Evangelization itself is mentioned often in the synod’s final document, although without clarification, and in the context of a multiculturalist agenda: “The evangelization that we propose today for [the] Amazon is the inculturated proclamation that generates processes of interculturality: processes that promote the life of the Church with an identity and an Amazonian face” (paragraph 55).

Pope Francis later released his 2020 Apostolic Exhortation on the synod, Querida Amazonia, to “officially present” the final document, amid great confusion as to whether the final document, or the exhortation, were part of the magisterium. After questioning from the press, Vatican spokesman Matteo Bruni declared: “The apostolic exhortation is magisterium. The final document is not magisterium.”

Listed in the exhortation were “four great dreams” of Pope Francis, focused on the “rights of the poor,” the preservation of the area’s “distinctive cultural riches” including the “rivers and forests,” and “giving the Church new faces with Amazonian features.”

New conference is the testing ground for the Church

The erection of the new Ecclesial Conference of the Amazon (CEAMA), was welcomed by the Latin American Episcopal Council (CELAM), who wrote how the news filled the “Latin American and Caribbean Church with joy as it endeavors to proclaim synodality, collegiality and integral conversion with a prophetic voice, by integrating our networks, promoting decentralization and sustaining his Magisterium.”

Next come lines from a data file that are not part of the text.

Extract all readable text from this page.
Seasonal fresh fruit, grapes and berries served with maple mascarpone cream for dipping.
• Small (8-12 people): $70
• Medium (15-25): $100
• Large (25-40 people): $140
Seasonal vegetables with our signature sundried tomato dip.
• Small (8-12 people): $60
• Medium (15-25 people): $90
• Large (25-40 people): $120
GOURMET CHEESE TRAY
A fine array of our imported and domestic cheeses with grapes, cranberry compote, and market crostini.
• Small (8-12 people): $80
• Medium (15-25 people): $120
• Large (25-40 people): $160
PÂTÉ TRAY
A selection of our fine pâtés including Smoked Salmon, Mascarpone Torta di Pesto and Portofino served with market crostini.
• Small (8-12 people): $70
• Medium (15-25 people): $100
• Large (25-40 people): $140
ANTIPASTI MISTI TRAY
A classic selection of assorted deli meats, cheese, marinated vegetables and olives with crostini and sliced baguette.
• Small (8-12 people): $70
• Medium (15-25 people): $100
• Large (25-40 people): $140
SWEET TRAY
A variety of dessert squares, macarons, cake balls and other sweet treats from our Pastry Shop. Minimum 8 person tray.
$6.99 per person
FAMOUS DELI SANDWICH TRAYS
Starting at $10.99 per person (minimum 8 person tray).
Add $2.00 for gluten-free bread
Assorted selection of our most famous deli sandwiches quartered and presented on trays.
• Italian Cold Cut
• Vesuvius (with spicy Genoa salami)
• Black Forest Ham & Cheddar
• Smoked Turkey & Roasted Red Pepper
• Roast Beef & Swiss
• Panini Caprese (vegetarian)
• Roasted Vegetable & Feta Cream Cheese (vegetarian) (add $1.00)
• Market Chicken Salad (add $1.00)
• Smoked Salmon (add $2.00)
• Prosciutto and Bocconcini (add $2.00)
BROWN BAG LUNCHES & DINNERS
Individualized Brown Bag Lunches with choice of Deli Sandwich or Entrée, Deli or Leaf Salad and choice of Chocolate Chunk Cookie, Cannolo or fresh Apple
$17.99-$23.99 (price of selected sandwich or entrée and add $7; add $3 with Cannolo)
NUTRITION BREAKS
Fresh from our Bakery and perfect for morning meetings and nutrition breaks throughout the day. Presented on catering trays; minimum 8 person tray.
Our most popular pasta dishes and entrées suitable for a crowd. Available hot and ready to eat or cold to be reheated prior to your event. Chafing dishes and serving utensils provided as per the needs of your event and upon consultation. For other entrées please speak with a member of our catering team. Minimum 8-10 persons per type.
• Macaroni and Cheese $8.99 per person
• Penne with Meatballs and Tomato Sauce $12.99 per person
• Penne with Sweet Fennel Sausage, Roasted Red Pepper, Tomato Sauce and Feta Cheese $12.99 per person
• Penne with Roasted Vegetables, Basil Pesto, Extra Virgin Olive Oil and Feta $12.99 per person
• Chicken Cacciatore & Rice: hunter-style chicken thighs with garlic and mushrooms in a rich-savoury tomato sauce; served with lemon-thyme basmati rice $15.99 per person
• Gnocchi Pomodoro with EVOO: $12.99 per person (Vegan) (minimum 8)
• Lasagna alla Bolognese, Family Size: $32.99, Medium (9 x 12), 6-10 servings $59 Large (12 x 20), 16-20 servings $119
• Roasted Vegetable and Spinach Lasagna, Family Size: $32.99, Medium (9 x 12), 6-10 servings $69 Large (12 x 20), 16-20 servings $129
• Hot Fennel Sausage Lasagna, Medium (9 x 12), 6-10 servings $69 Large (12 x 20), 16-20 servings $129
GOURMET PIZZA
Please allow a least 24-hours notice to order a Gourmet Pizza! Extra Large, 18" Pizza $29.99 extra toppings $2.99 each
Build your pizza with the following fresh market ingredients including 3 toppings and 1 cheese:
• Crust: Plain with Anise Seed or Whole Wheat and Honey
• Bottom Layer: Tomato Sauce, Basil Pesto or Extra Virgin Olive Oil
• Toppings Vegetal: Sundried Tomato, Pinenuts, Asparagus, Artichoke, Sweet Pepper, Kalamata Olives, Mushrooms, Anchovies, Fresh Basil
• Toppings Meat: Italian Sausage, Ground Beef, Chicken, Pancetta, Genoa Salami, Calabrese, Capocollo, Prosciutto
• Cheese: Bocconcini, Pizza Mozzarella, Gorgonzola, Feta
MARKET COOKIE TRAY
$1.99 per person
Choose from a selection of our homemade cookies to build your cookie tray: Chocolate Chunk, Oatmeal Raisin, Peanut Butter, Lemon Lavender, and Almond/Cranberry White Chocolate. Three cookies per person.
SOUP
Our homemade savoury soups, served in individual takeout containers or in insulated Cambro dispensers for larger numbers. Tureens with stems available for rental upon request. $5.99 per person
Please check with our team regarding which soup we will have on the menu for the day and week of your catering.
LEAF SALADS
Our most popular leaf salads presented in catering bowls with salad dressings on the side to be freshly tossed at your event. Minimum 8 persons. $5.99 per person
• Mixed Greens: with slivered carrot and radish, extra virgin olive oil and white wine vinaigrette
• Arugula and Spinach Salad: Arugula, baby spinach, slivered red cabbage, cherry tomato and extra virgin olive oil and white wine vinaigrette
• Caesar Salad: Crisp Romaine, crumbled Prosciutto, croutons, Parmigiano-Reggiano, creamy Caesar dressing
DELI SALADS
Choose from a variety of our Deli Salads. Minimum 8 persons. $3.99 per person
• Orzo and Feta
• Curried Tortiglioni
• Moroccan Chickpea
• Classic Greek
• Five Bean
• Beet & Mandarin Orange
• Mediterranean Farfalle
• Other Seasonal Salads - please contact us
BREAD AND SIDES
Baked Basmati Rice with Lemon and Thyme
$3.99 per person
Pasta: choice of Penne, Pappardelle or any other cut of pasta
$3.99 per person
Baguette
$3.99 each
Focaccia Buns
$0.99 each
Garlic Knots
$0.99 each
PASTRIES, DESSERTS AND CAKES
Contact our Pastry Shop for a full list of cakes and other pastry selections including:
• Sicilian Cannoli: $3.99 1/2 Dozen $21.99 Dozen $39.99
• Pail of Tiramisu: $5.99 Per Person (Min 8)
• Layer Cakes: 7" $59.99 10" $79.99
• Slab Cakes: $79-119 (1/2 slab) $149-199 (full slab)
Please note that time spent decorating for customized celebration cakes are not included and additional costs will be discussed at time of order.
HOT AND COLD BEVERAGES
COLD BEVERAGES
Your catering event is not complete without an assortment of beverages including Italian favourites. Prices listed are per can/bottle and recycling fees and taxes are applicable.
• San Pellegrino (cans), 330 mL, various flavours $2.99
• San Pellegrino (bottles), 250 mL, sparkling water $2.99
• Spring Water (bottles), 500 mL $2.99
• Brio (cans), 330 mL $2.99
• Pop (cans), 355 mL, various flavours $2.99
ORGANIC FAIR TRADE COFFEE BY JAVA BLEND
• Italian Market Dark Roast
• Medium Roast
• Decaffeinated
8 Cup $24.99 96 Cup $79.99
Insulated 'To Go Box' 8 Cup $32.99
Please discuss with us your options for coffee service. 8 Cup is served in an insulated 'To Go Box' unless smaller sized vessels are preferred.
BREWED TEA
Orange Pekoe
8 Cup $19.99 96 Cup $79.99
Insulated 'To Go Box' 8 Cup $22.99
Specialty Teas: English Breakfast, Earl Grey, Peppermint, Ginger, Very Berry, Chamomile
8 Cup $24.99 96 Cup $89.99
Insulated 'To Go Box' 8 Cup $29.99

It was also welcomed by the Pontifical Academy for Life, which retweeted an image of the papal announcement, and by CEAMA’s executive secretary, Jesuit Fr. Alfredo Ferro, who stated how it was a response to the Pope’s call for “synodality.”

“New winds from the Spirit are blowing in this Church,” said Fr. Ferro of the news, in light of the multi-year synod on synodality, which the Pope has described as an opportunity to become “a different Church.”

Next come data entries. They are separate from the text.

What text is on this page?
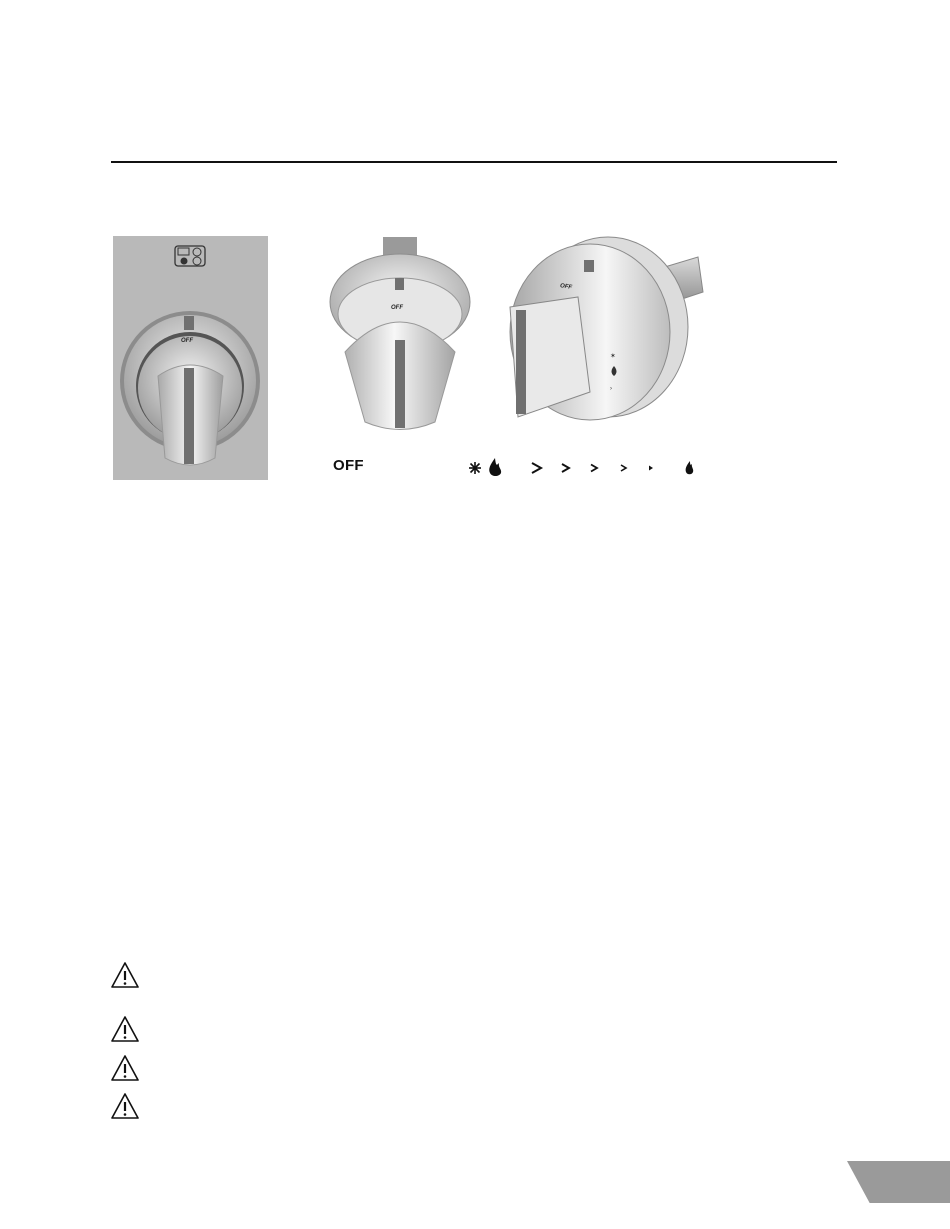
OFF
OFF
✶
›
OFF
OFF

Indeed, LifeSite has previously reported how CEAMA’s vice-president Peruvian Bishop David Martinez de Aguirre Guinea of Puerto Maldonado, noted that the new conference would be the “testing ground” for the wider Church, and “a practical application of the Second Vatican Council in this form of Church life,” including the promotion of “women as protagonists in the Church.”

LifeSiteNews contacted the Holy See press office for further clarification on the news, but received no answer.